Rector’s Address at the Inauguration of the 2016/2017 Academic and Formation year


Your Excellency, Most Rev. Michael O. Elue,

My brother Formators and esteemed Members of the Staff,

Dearly beloved Seminarians,

Ladies and Gentlemen,

May the name of the Lord be blessed both now and forever, Amen.
I heartily welcome you all to this great occasion as we have gathered to officially
inaugurate the 2016/2017 Academic and Formation year. I am very much honoured to welcome in our midst the inaugurating prelate of this academic/formation year,

His Excellency Most Rev. Michael Odogwu Elue, the Catholic Bishop of Issele-Uku
diocese. My Lord, you came all the way from Delta State to identify with the Bigard Family, in spite of your numerous pastoral engagements. We are very much grateful. I sincerely acknowledge the fraternal communion and collaboration that I share and enjoy with my brother formators and the commendable docility of my beloved seminarians. I thank you all.

My dear friends, when we look back through the last academic/formation year, we realize that the steadfastness of God has continued to abound for us and we have enjoyed his infinite mercies and blessings up to this present moment.
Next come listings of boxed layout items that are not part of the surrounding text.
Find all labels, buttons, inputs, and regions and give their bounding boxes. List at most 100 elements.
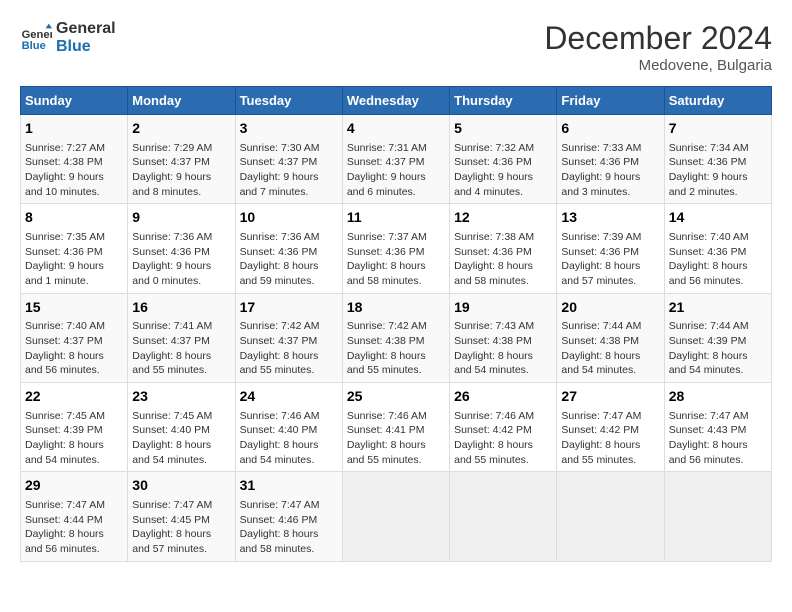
cell-details: Sunrise: 7:36 AMSunset: 4:36 PMDaylight:… <box>240 230 338 289</box>
calendar-cell: 1Sunrise: 7:27 AMSunset: 4:38 PMDaylight… <box>21 115 128 204</box>
cell-details: Sunrise: 7:31 AMSunset: 4:37 PMDaylight:… <box>347 141 445 200</box>
day-number: 14 <box>669 208 767 228</box>
day-number: 21 <box>669 298 767 318</box>
day-number: 7 <box>669 119 767 139</box>
week-row-5: 29Sunrise: 7:47 AMSunset: 4:44 PMDayligh… <box>21 472 772 561</box>
calendar-cell: 18Sunrise: 7:42 AMSunset: 4:38 PMDayligh… <box>342 293 449 382</box>
svg-text:General: General <box>22 29 52 41</box>
cell-details: Sunrise: 7:47 AMSunset: 4:46 PMDaylight:… <box>240 498 338 557</box>
day-number: 28 <box>669 387 767 407</box>
day-number: 29 <box>25 476 123 496</box>
calendar-cell <box>664 472 771 561</box>
calendar-table: SundayMondayTuesdayWednesdayThursdayFrid… <box>20 86 772 562</box>
cell-details: Sunrise: 7:32 AMSunset: 4:36 PMDaylight:… <box>454 141 552 200</box>
day-number: 16 <box>132 298 230 318</box>
calendar-cell: 6Sunrise: 7:33 AMSunset: 4:36 PMDaylight… <box>557 115 664 204</box>
calendar-cell: 3Sunrise: 7:30 AMSunset: 4:37 PMDaylight… <box>235 115 342 204</box>
cell-details: Sunrise: 7:44 AMSunset: 4:38 PMDaylight:… <box>561 319 659 378</box>
cell-details: Sunrise: 7:45 AMSunset: 4:39 PMDaylight:… <box>25 409 123 468</box>
day-number: 10 <box>240 208 338 228</box>
cell-details: Sunrise: 7:47 AMSunset: 4:43 PMDaylight:… <box>669 409 767 468</box>
day-number: 22 <box>25 387 123 407</box>
cell-details: Sunrise: 7:34 AMSunset: 4:36 PMDaylight:… <box>669 141 767 200</box>
title-block: December 2024 Medovene, Bulgaria <box>544 20 772 74</box>
day-number: 18 <box>347 298 445 318</box>
calendar-cell: 20Sunrise: 7:44 AMSunset: 4:38 PMDayligh… <box>557 293 664 382</box>
calendar-cell: 17Sunrise: 7:42 AMSunset: 4:37 PMDayligh… <box>235 293 342 382</box>
cell-details: Sunrise: 7:40 AMSunset: 4:36 PMDaylight:… <box>669 230 767 289</box>
day-number: 26 <box>454 387 552 407</box>
calendar-cell <box>557 472 664 561</box>
calendar-cell: 13Sunrise: 7:39 AMSunset: 4:36 PMDayligh… <box>557 204 664 293</box>
calendar-cell: 12Sunrise: 7:38 AMSunset: 4:36 PMDayligh… <box>450 204 557 293</box>
day-number: 2 <box>132 119 230 139</box>
calendar-cell: 23Sunrise: 7:45 AMSunset: 4:40 PMDayligh… <box>128 383 235 472</box>
day-number: 12 <box>454 208 552 228</box>
cell-details: Sunrise: 7:35 AMSunset: 4:36 PMDaylight:… <box>25 230 123 289</box>
location-subtitle: Medovene, Bulgaria <box>544 57 772 74</box>
cell-details: Sunrise: 7:46 AMSunset: 4:40 PMDaylight:… <box>240 409 338 468</box>
cell-details: Sunrise: 7:33 AMSunset: 4:36 PMDaylight:… <box>561 141 659 200</box>
cell-details: Sunrise: 7:41 AMSunset: 4:37 PMDaylight:… <box>132 319 230 378</box>
day-number: 6 <box>561 119 659 139</box>
calendar-cell: 22Sunrise: 7:45 AMSunset: 4:39 PMDayligh… <box>21 383 128 472</box>
calendar-cell: 31Sunrise: 7:47 AMSunset: 4:46 PMDayligh… <box>235 472 342 561</box>
cell-details: Sunrise: 7:39 AMSunset: 4:36 PMDaylight:… <box>561 230 659 289</box>
day-number: 27 <box>561 387 659 407</box>
weekday-header-tuesday: Tuesday <box>235 87 342 115</box>
calendar-cell: 7Sunrise: 7:34 AMSunset: 4:36 PMDaylight… <box>664 115 771 204</box>
cell-details: Sunrise: 7:46 AMSunset: 4:41 PMDaylight:… <box>347 409 445 468</box>
calendar-cell: 10Sunrise: 7:36 AMSunset: 4:36 PMDayligh… <box>235 204 342 293</box>
cell-details: Sunrise: 7:47 AMSunset: 4:45 PMDaylight:… <box>132 498 230 557</box>
weekday-header-sunday: Sunday <box>21 87 128 115</box>
day-number: 13 <box>561 208 659 228</box>
calendar-cell <box>450 472 557 561</box>
cell-details: Sunrise: 7:44 AMSunset: 4:39 PMDaylight:… <box>669 319 767 378</box>
cell-details: Sunrise: 7:40 AMSunset: 4:37 PMDaylight:… <box>25 319 123 378</box>
day-number: 8 <box>25 208 123 228</box>
day-number: 23 <box>132 387 230 407</box>
day-number: 24 <box>240 387 338 407</box>
calendar-cell: 16Sunrise: 7:41 AMSunset: 4:37 PMDayligh… <box>128 293 235 382</box>
page-header: General Blue General Blue December 2024 … <box>20 20 772 74</box>
calendar-cell: 2Sunrise: 7:29 AMSunset: 4:37 PMDaylight… <box>128 115 235 204</box>
week-row-3: 15Sunrise: 7:40 AMSunset: 4:37 PMDayligh… <box>21 293 772 382</box>
calendar-cell: 26Sunrise: 7:46 AMSunset: 4:42 PMDayligh… <box>450 383 557 472</box>
cell-details: Sunrise: 7:38 AMSunset: 4:36 PMDaylight:… <box>454 230 552 289</box>
day-number: 1 <box>25 119 123 139</box>
calendar-header-row: SundayMondayTuesdayWednesdayThursdayFrid… <box>21 87 772 115</box>
calendar-cell: 15Sunrise: 7:40 AMSunset: 4:37 PMDayligh… <box>21 293 128 382</box>
day-number: 19 <box>454 298 552 318</box>
calendar-cell: 14Sunrise: 7:40 AMSunset: 4:36 PMDayligh… <box>664 204 771 293</box>
cell-details: Sunrise: 7:37 AMSunset: 4:36 PMDaylight:… <box>347 230 445 289</box>
day-number: 20 <box>561 298 659 318</box>
cell-details: Sunrise: 7:30 AMSunset: 4:37 PMDaylight:… <box>240 141 338 200</box>
calendar-cell: 9Sunrise: 7:36 AMSunset: 4:36 PMDaylight… <box>128 204 235 293</box>
day-number: 15 <box>25 298 123 318</box>
cell-details: Sunrise: 7:36 AMSunset: 4:36 PMDaylight:… <box>132 230 230 289</box>
calendar-cell: 5Sunrise: 7:32 AMSunset: 4:36 PMDaylight… <box>450 115 557 204</box>
cell-details: Sunrise: 7:29 AMSunset: 4:37 PMDaylight:… <box>132 141 230 200</box>
calendar-cell: 24Sunrise: 7:46 AMSunset: 4:40 PMDayligh… <box>235 383 342 472</box>
weekday-header-thursday: Thursday <box>450 87 557 115</box>
cell-details: Sunrise: 7:47 AMSunset: 4:44 PMDaylight:… <box>25 498 123 557</box>
weekday-header-friday: Friday <box>557 87 664 115</box>
day-number: 3 <box>240 119 338 139</box>
calendar-cell: 25Sunrise: 7:46 AMSunset: 4:41 PMDayligh… <box>342 383 449 472</box>
day-number: 31 <box>240 476 338 496</box>
day-number: 5 <box>454 119 552 139</box>
cell-details: Sunrise: 7:43 AMSunset: 4:38 PMDaylight:… <box>454 319 552 378</box>
day-number: 9 <box>132 208 230 228</box>
cell-details: Sunrise: 7:42 AMSunset: 4:37 PMDaylight:… <box>240 319 338 378</box>
weekday-header-wednesday: Wednesday <box>342 87 449 115</box>
cell-details: Sunrise: 7:47 AMSunset: 4:42 PMDaylight:… <box>561 409 659 468</box>
calendar-cell: 30Sunrise: 7:47 AMSunset: 4:45 PMDayligh… <box>128 472 235 561</box>
calendar-cell: 21Sunrise: 7:44 AMSunset: 4:39 PMDayligh… <box>664 293 771 382</box>
calendar-cell: 4Sunrise: 7:31 AMSunset: 4:37 PMDaylight… <box>342 115 449 204</box>
week-row-2: 8Sunrise: 7:35 AMSunset: 4:36 PMDaylight… <box>21 204 772 293</box>
logo-icon: General Blue <box>20 22 52 54</box>
cell-details: Sunrise: 7:42 AMSunset: 4:38 PMDaylight:… <box>347 319 445 378</box>
calendar-cell: 8Sunrise: 7:35 AMSunset: 4:36 PMDaylight… <box>21 204 128 293</box>
calendar-cell: 27Sunrise: 7:47 AMSunset: 4:42 PMDayligh… <box>557 383 664 472</box>
cell-details: Sunrise: 7:45 AMSunset: 4:40 PMDaylight:… <box>132 409 230 468</box>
It is with this sentiment of gratitude to God that we have gathered today to also reflect, evaluate, congratulate, encourage and challenge ourselves as we are faced with a new academic and formation year that is filled with fresh hopes, prospects and opportunities. In the same vein, we congratulate our seminarians who in the past academic/formation year have excelled in learning, character and discipline and all who wholeheartedly and collaboratively pursued our goal of formation as transformation. For those of us who are still hesitant, we enjoin you to wake up to your responsibilities as we work collectively to achieve a more holistic formation here in Bigard.

As we encourage ourselves to open ourselves to the fresh hopes and opportunities that come with this new academic/formation year, it is pertinent to bear in mind that holistic formation and transformation is best achieved when we see ourselves as a communion of persons. (Cf. Our Colloquium Paper). Looking at the world today, it is clear that in spite of technological advancement meant to unite people and nations together, man has continued to move away from his fellow men and thus isolating himself more and more from his true vocation. The result is gross individualism, nepotism, bigotry and sentimentalism that permeate almost every human structure and system. The seminary has been given its own share of the blame as it is accused of failing in its responsibility to ingrain in its candidates this communal spirit and stem off the tidal waves of individualism seen in the Church especially among the priests. It is in this light that this year’s Colloquium with the theme: The Seminary as a Communion of Persons, makes an urgent demand on us to pull down the walls of individualism, break our cages and empires and obliterate the structures of cliquism,nepotism and sentimentality among us in order to build a communion of persons.

The need to form a communion of persons in the seminary finds its clear and definitive expression in the nature of the seminary as “a community that relives the experiences of the group of twelve who were united to Jesus” (PDV. no. 60). Hence, communion in the seminary must reflect the communion shared by the first Christian community characterized by faithfulness to Christ concretely expressed through exchange of brotherly affections, prayers, shared burdens and responsibilities, and a unity that transcended race, age, sex, culture and class (cf. Acts 4:32-33). This Christian communion is attained through the process of conversion, renunciation and total commitment. It involves “a movement from affirmation of self, in the negation of the other to the affirmation of others, in the negation of self” which is practically expressed through sharing of material goods with others and a total commitment to the word of God lived out in the sacraments and liturgy of the Church. Within this context, forming a communion of persons on the part of seminarians requires a committed resolve to imbibe the qualities that dispose them to life in communion with others. In effect, a seminarian aspiring to the priesthood must have the right intention which is the desire to serve Christ and the Church and a sufficient degree of human maturity, which is the ability to be in control of one’s emotional, sexual and active life. More so, a seminarian must possess a sufficient knowledge of the doctrine of the Church, introduction to forms of prayers, behaviour in conformity with the Christian religion and the right attitude to Christian religion (PDV, 62).

My dear friends, in this academic/formation year, Pope Francis reminds us that “a sense of deep communion … cannot be real if our hearts lack tenderness, compassion and concern for our fellow human beings” (Laudato Si, 91). Therefore as we keep up with the struggle for self-determination and steady progress in every aspect of our formation, let us carry one another along and contribute responsibly to making the Bigard Family a true family, a community of not only academic stalwarts, but men of deep faith, sterling dignity and impeccable character.

I appreciate the unwavering commitment of my brother formators and the openness and malleability of my dear seminarians. We pray the good Lord to keep us  in his love and grant us the graces we need to meet with the demands of this Academic/Formation year. May the joy of the Lord continue to be our strength as we labour in his vineyard. Once again, I say a hearty welcome to you all.